Forse non erano favolosi come si dice, gli anni Sessanta, ma il fermento c’era. L’economia cresceva, la tv insegnava l’italiano agli italiani, le donne si mettevano numerose al volante. La pillola anticoncezionale non era ancora arrivata, per quella bisogna aspettare gli anni Settanta.
La lavatrice sì, ed è stata una rivoluzione.
Fra tutti i comfort della vita moderna, la macchina per il bucato merita un riconoscimento speciale. Maglietta-calzino-asciugamano. Tovagliolo-calzino- jeans. Il cestello gira e oggi nessuno perde tempo a guardare il groviglio di panni che viene lavato e strizzato. Eppure le donne del boom si sono sedute davanti alla prima lavabiancheria con gli occhi sgranati. Quel getto d’acqua spinto a forza tra le fibre dei tessuti, insieme allo sporco, si portava via anche il peso del lavoro domestico più gravoso. Era il miracolo del progresso che si compiva tra le mura di casa. Una tappa decisiva per l’emancipazione.
L’ultima frontiera hi-tech insegue un «sistema di lavaggio avanzato a microgravità», capace di funzionare sulla Stazione spaziale internazionale, come vorrebbe la Nasa. Ma è sulla Terra che della lavatrice c’è davvero bisogno, non nello spazio. In Italia i panni sporchi li laviamo in famiglia e questo elettrodomestico lo teniamo chiuso nel bagno: oggi è a risparmio energetico, a carica dall’alto, così compatto e silenzioso da non solleticare più fantasie erotiche, ma sbagliare un lavaggio è quasi impossibile.
L’America invece è terra di lavanderie a gettone, i locali per il bucato sono posti in cui ci si incontra e ci si innamora, e «Laundromat» è diventato il titolo di molte canzoni.
Lo studioso svedese Hans Rosling considera il bucato automatizzato come una soglia di sviluppo, più avanzata dell’elettricità, meno degli aeroplani. Sotto lo spartiacque della «washing machine» (40 dollari al giorno) vivono 5 miliardi di persone, i restanti 2 miliardi vivono al di sopra. Nel 2050 potrebbero essere rispettivamente 4 e 5 miliardi, con un consumo energetico globale quasi raddoppiato rispetto a quello attuale, perché chi oggi cuoce col fuoco avrà l’elettricità, chi già ce l’aveva salterà oltre la linea della lavatrice, e parte di coloro che già possiedono questo elettrodomestico passerà allo stadio dei viaggi aerei. «Pensa se tutti avessero la lavatrice, anche i cinesi e gli indiani», è una frase ricorrente nei discorsi sui problemi ambientali.

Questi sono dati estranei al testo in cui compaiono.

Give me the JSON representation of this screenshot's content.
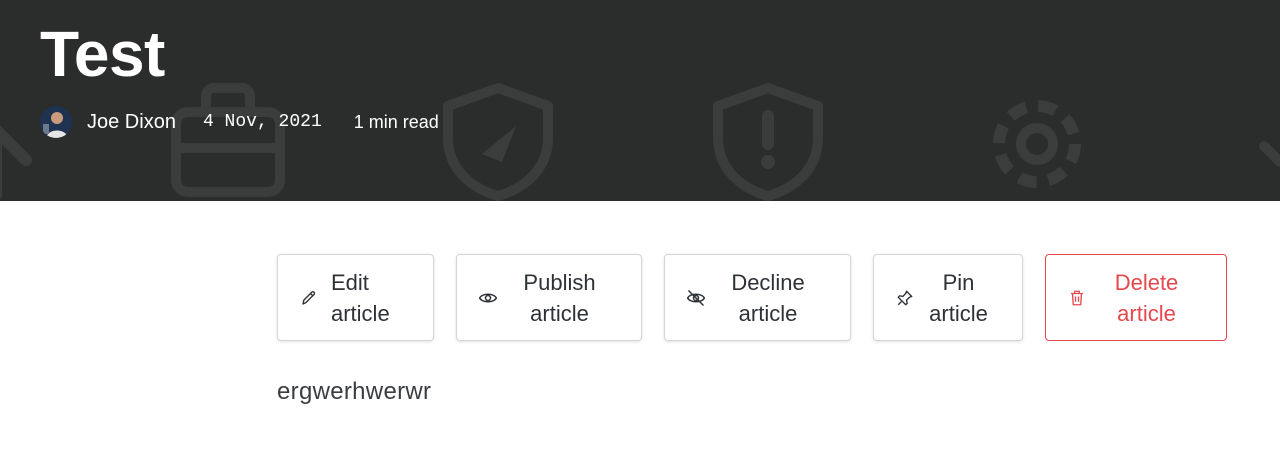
{
  "article": {
    "title": "Test",
    "author": "Joe Dixon",
    "date": "4 Nov, 2021",
    "read_time": "1 min read",
    "body": "ergwerhwerwr"
  },
  "actions": [
    {
      "label_line1": "Edit",
      "label_line2": "article",
      "icon": "pencil-icon"
    },
    {
      "label_line1": "Publish",
      "label_line2": "article",
      "icon": "eye-icon"
    },
    {
      "label_line1": "Decline",
      "label_line2": "article",
      "icon": "eye-off-icon"
    },
    {
      "label_line1": "Pin",
      "label_line2": "article",
      "icon": "pin-icon"
    },
    {
      "label_line1": "Delete",
      "label_line2": "article",
      "icon": "trash-icon"
    }
  ],
  "colors": {
    "hero_bg": "#2b2c2c",
    "danger": "#e5484d",
    "button_border": "#d3d5d8"
  },
  "background_icons": [
    "arrow-icon",
    "briefcase-icon",
    "shield-check-icon",
    "shield-alert-icon",
    "gear-icon",
    "chevron-icon"
  ]
}
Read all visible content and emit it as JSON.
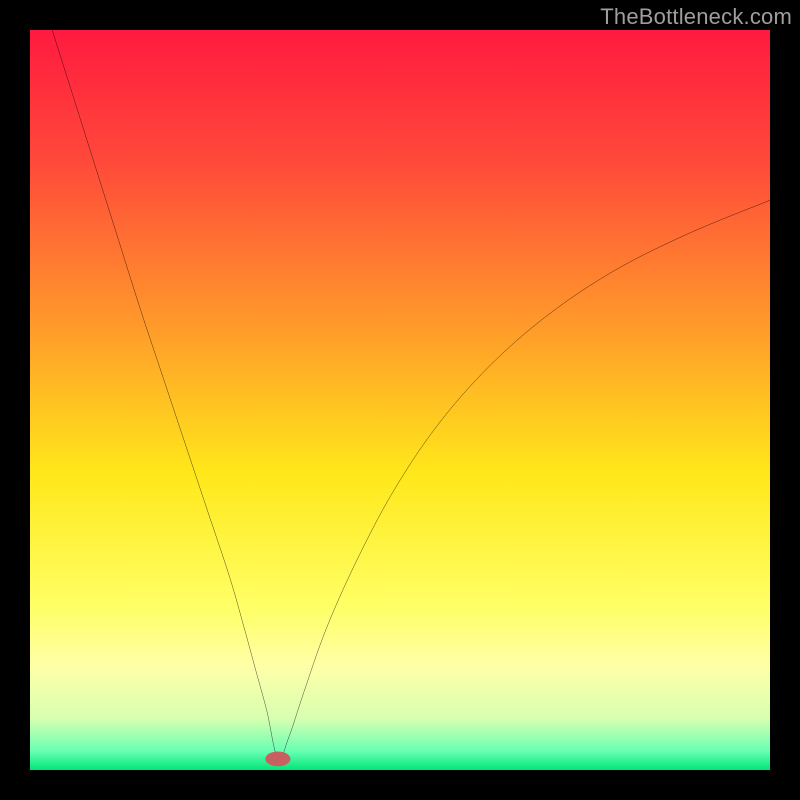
{
  "watermark": "TheBottleneck.com",
  "chart_data": {
    "type": "line",
    "title": "",
    "xlabel": "",
    "ylabel": "",
    "xlim": [
      0,
      100
    ],
    "ylim": [
      0,
      100
    ],
    "grid": false,
    "legend": false,
    "background_gradient_stops": [
      {
        "offset": 0.0,
        "color": "#ff1a3f"
      },
      {
        "offset": 0.18,
        "color": "#ff4a3a"
      },
      {
        "offset": 0.4,
        "color": "#ff9a2a"
      },
      {
        "offset": 0.6,
        "color": "#ffe81a"
      },
      {
        "offset": 0.78,
        "color": "#ffff66"
      },
      {
        "offset": 0.86,
        "color": "#ffffa8"
      },
      {
        "offset": 0.93,
        "color": "#d8ffb0"
      },
      {
        "offset": 0.975,
        "color": "#66ffb3"
      },
      {
        "offset": 1.0,
        "color": "#00e676"
      }
    ],
    "minimum_marker": {
      "x": 33.5,
      "y": 1.5,
      "rx": 1.7,
      "ry": 1.0,
      "color": "#c86060"
    },
    "series": [
      {
        "name": "bottleneck-curve",
        "color": "#000000",
        "x": [
          3.0,
          6.0,
          9.0,
          12.0,
          15.0,
          18.0,
          21.0,
          24.0,
          27.0,
          29.0,
          30.5,
          32.0,
          33.5,
          35.0,
          37.0,
          40.0,
          44.0,
          49.0,
          55.0,
          62.0,
          70.0,
          79.0,
          89.0,
          100.0
        ],
        "y": [
          100.0,
          90.5,
          81.0,
          71.5,
          62.0,
          53.0,
          44.0,
          35.0,
          26.0,
          19.0,
          13.5,
          8.0,
          1.5,
          4.5,
          10.5,
          19.0,
          28.0,
          37.5,
          46.5,
          54.5,
          61.5,
          67.5,
          72.5,
          77.0
        ]
      }
    ]
  }
}
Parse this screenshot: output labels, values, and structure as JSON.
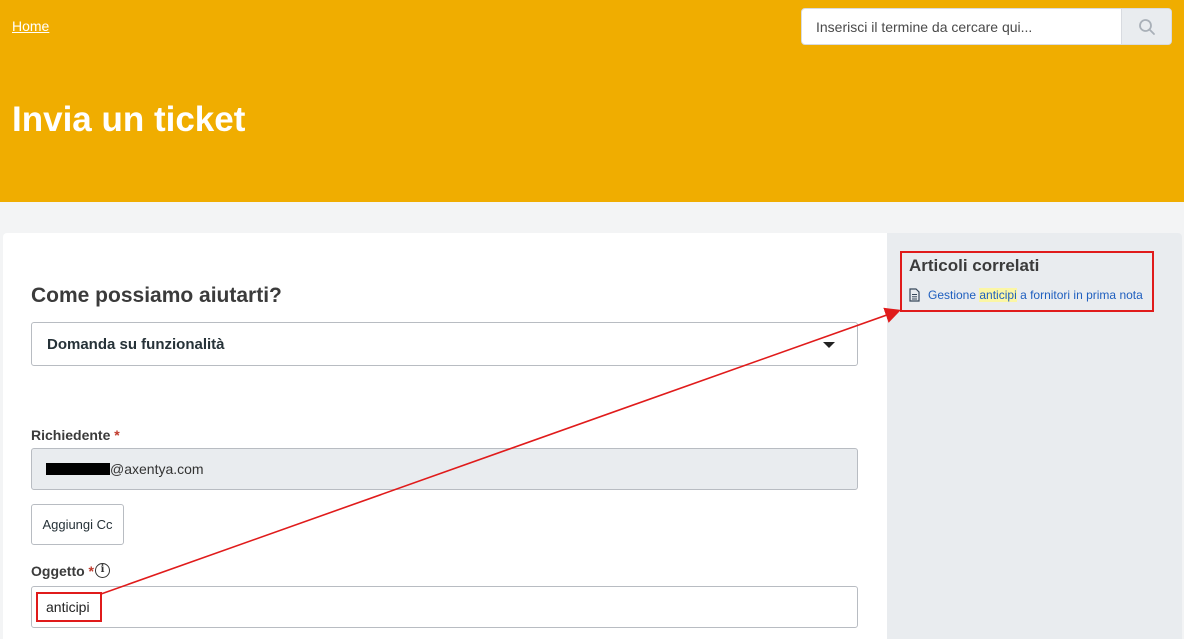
{
  "header": {
    "breadcrumb_home": "Home",
    "search_placeholder": "Inserisci il termine da cercare qui...",
    "page_title": "Invia un ticket",
    "background_color": "#f0ad00"
  },
  "form": {
    "section_title": "Come possiamo aiutarti?",
    "ticket_type_value": "Domanda su funzionalità",
    "requester_label": "Richiedente",
    "requester_suffix": "@axentya.com",
    "add_cc_label": "Aggiungi Cc",
    "subject_label": "Oggetto",
    "subject_value": "anticipi",
    "required_mark": "*"
  },
  "related": {
    "title": "Articoli correlati",
    "articles": [
      {
        "before": "Gestione ",
        "highlight": "anticipi",
        "after": " a fornitori in prima nota",
        "icon": "document-icon"
      }
    ]
  },
  "annotation": {
    "color": "#e01b1b"
  }
}
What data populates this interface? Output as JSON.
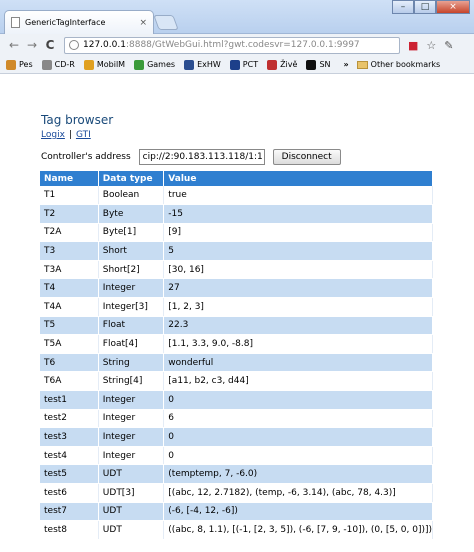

Ma guardando le fotografie delle donne chine sui lavatoi, non si può che esclamare: magari!
Lo pensava Miriam Mafai, che una volta ha detto: «Non capisco perché il pensiero femminista sia sospettoso nei confronti della tecnoscienza. A liberarci è stata la lavatrice!».
È d’accordo Vittorio Marchis del Politecnico di Torino, autore di 150 anni di invenzioni italiane (Codice, 2011) e della pièce teatrale Autopsia di una lavatrice. «Nella società post-industriale dimentichiamo l’importanza degli oggetti pesanti, il loro spazio culturale», sostiene lo storico della tecnologia.
La lavabiancheria è più importante di Internet, rilancia Ha-Joon Chang della Cambridge University, autore di 23 things they don’t tell you about capitalism (Bloomsbury Press, 2010). L’impatto del web è limitato a una minoranza di fortunati, ma sono gli elettrodomestici che hanno consentito alle donne di uscire di casa, raddoppiando virtualmente la forza lavoro.
A pensarci bene la lavatrice è veramente un po’ magica:
NEL CESTELLO INFILIAMO BIANCHERIA E NE TIRIAMO FUORI TEMPO LIBERO.